Report: India’s Tata Steel shuns Russian coal
MOSCOW, May 4 (PRIME) -- Tata Steel, the largest Indian importer of Russian coal in the first quarter of the year, will stop buying the commodity in a sign that Vladimir Putin’s operation in Ukraine has made it more perilous to do so, the Financial Times reported on May 2.
The Mumbai-based company pointed to the “uncertainties” over the supply of Russian coal, which traders and brokers said India had stepped up purchases of before the operation because rival shipments of Australian coal were becoming too expensive.
The move by Tata, which uses coal for steelmaking, is significant because it underscores the challenge of mitigating shortages that have already disrupted India’s power supply. The country relies on coal for 70% of its electricity generation and coal stockpiles at power producers have fallen to almost half their average levels for this time of year.
Just over 20 coal-fired power plants have been forced into maintenance, data from India’s Central Electricity Authority shows, as a shortage of supply is compounded by an unseasonal heatwave in the country.
Tata Steel imported 617,000 tonnes of Russian coal in the first three months of the year, according to data provider CoalMint, taking delivery of 246,000 tonnes last month. These orders were made before the operation in Ukraine.
“To ensure business continuity, we have sourced alternative supplies of raw materials as transactions with Russian suppliers and bankers at present come with a lot of uncertainties as a result of international sanctions imposed on Russia,” said a spokesperson for Tata Steel.

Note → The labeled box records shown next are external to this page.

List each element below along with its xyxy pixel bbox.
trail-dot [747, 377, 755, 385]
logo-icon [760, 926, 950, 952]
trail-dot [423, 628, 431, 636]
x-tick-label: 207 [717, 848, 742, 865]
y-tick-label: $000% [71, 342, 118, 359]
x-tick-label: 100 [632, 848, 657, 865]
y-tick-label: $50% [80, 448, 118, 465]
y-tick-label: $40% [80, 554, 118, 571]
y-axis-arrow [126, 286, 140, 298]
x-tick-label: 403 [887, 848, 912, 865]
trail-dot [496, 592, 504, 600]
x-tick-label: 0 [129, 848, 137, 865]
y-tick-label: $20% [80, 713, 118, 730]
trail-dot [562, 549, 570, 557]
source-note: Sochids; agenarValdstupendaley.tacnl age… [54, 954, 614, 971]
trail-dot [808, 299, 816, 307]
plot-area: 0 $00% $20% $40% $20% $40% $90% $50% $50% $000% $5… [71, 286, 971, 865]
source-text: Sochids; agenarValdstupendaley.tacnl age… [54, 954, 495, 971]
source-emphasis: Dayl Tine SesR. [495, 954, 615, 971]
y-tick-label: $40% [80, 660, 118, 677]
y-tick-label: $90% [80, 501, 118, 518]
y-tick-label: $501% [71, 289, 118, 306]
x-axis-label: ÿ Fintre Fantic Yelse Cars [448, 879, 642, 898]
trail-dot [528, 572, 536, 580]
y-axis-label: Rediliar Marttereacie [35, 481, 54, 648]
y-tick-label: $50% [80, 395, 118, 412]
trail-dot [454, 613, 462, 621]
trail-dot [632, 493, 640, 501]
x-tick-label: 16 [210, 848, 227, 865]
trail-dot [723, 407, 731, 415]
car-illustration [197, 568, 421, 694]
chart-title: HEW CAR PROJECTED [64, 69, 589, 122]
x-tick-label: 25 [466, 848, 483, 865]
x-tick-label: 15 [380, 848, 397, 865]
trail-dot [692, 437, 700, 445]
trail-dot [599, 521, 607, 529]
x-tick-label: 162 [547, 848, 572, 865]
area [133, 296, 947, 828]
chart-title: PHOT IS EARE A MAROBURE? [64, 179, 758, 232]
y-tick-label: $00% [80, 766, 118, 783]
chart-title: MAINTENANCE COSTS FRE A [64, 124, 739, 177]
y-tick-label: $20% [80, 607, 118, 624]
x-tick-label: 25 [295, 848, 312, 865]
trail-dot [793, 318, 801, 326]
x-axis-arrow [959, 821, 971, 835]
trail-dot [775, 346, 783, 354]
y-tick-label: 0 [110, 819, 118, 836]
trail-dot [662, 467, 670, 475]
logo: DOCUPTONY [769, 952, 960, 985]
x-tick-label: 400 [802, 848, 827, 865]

Despite the pressure to shore up supplies, Russian exports — which take about a month to arrive in India — slowed to 420,000 tonnes in March, and are predicted to drop to 124,000 tonnes in April, down from a recent peak of 1.1 million tonnes in February, according to Kpler, a commodity data firm.
Although the need for Russian coal is likely to increase, analysts said potential payment issues stemming from international sanctions and the steep cost of shifting the commodity long distances were curbing purchases.
“It is not a question of self-sanctioning, but rather whether Indian buyers are financially able to make payments for the coal with Russian counterparties due to economic sanctions,” said Matthew Boyle, lead dry bulk analyst at Kpler.
Although Russia and India have been discussing local currency payment arrangements, which would sidestep sanctions regimes, no scheme has been unveiled.
India has emerged as the most willing buyer of displaced Russian oil to shore up its supply ahead of peak summer demand. India’s finance and foreign ministers have defended the purchases.
Two of Russia’s largest export markets, the E.U. and Japan, have banned Russian coal, while India and Russia had signed an agreement last October to expand their coking coal co-operation.
An executive at a dry bulk shipping company said Russia was offering discounts of 20% on its coal, but shipping to India would account for 10% to 12% of the total imported cost.
“There are suggestions that India will get some discounted Russian coal,” said Satyadeep Jain, equity analyst at Mumbai-based Ambit Capital focused on mining, metals and cement, but “we’ve not seen that significantly yet”.